Menurutnya, dugaan serangan siber tersebut terjadi setelah AMAN Sultra secara aktif menyuarakan berbagai isu yang menjadi perhatian publik, mulai dari persoalan penegakan hukum, aktivitas pertambangan, hingga sejumlah kebijakan yang dinilai perlu mendapatkan pengawasan masyarakat.
Sementara itu, Ketua AMAN Sultra menegaskan bahwa organisasi yang dipimpinnya tidak akan mundur dalam menjalankan fungsi kontrol sosial. Ia meminta aparat penegak hukum untuk menindaklanjuti dugaan serangan siber tersebut apabila ditemukan adanya unsur pelanggaran hukum.

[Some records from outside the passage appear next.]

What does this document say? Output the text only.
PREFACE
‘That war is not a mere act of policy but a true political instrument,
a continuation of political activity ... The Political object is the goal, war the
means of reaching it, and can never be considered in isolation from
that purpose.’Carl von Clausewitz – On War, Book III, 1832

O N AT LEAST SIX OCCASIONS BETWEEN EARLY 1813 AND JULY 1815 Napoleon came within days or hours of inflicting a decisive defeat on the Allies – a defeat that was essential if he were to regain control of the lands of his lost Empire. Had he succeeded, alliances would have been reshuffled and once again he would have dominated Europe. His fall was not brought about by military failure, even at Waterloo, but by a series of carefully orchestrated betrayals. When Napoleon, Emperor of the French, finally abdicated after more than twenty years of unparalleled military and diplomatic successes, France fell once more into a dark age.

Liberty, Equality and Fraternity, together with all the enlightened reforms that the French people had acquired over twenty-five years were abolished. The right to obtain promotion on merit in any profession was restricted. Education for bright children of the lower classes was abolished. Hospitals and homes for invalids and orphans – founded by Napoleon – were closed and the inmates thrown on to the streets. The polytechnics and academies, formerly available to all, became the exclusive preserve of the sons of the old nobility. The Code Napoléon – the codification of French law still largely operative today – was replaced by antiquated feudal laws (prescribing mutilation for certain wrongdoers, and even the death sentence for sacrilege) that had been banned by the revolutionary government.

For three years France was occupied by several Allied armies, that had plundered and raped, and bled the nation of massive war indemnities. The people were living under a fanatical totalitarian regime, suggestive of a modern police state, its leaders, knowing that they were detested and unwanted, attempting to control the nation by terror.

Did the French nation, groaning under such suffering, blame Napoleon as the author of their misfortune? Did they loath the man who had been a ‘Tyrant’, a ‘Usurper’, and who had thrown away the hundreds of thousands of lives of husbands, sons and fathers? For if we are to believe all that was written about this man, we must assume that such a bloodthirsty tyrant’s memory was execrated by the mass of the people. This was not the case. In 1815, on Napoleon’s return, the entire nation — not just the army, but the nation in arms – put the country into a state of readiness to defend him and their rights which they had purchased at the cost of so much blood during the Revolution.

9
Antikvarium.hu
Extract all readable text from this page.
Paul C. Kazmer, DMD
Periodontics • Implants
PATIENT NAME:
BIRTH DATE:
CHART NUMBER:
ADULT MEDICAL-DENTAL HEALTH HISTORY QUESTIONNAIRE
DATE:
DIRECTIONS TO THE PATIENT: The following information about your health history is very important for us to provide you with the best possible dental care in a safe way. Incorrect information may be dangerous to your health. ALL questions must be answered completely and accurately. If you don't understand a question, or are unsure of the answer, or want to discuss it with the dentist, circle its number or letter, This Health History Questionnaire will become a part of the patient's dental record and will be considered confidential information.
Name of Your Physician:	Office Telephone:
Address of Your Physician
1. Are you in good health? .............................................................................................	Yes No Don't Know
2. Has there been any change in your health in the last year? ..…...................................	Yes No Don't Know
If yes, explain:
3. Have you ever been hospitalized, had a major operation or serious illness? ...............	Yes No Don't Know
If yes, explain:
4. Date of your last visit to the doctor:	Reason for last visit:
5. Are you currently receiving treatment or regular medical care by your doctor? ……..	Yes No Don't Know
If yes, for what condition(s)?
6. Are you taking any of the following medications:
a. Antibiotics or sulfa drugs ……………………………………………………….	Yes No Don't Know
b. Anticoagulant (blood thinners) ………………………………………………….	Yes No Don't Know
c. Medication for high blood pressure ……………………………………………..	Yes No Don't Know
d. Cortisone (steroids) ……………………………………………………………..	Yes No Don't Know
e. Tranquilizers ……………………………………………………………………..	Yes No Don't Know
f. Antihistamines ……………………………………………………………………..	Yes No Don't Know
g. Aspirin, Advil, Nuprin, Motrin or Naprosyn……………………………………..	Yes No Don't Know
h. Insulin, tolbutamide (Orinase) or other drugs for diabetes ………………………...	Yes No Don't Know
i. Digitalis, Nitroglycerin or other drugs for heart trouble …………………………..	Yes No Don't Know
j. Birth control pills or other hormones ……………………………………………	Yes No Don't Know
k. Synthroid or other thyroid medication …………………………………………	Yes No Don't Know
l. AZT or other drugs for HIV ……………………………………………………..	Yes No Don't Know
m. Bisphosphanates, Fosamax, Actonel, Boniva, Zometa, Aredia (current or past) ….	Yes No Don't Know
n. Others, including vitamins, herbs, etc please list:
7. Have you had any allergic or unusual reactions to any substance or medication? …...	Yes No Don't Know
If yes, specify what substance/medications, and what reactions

“Kami secara kelembagaan meminta aparat penegak hukum untuk melihat persoalan ini secara serius. Ruang digital harus menjadi tempat berkembangnya demokrasi, bukan menjadi alat untuk menekan atau mengintimidasi pihak yang menyampaikan kritik,” tegasnya.
Ia juga mengimbau seluruh kader dan anggota AMAN Sultra agar tetap menjaga sikap, menjunjung etika dalam menyampaikan pendapat, serta menempuh jalur hukum apabila menemukan tindakan yang merugikan atau mengancam kebebasan berekspresi.
Menurutnya, perjuangan mahasiswa dalam menyuarakan kepentingan masyarakat akan terus dilakukan dengan mengedepankan aturan hukum dan prinsip-prinsip demokrasi yang berlaku.
“Gerakan mahasiswa tidak akan berhenti hanya karena adanya tekanan. Kami akan terus mengawal setiap persoalan yang menyangkut kepentingan publik dan kepentingan masyarakat luas,” tutupnya.
Hingga saat ini, AMAN Sultra belum mengungkap secara rinci bentuk serangan siber yang dialami maupun pihak yang diduga berada di balik tindakan tersebut. Namun demikian, organisasi tersebut berharap adanya perhatian serius dari pihak berwenang guna memastikan keamanan ruang digital dan perlindungan terhadap kebebasan menyampaikan pendapat.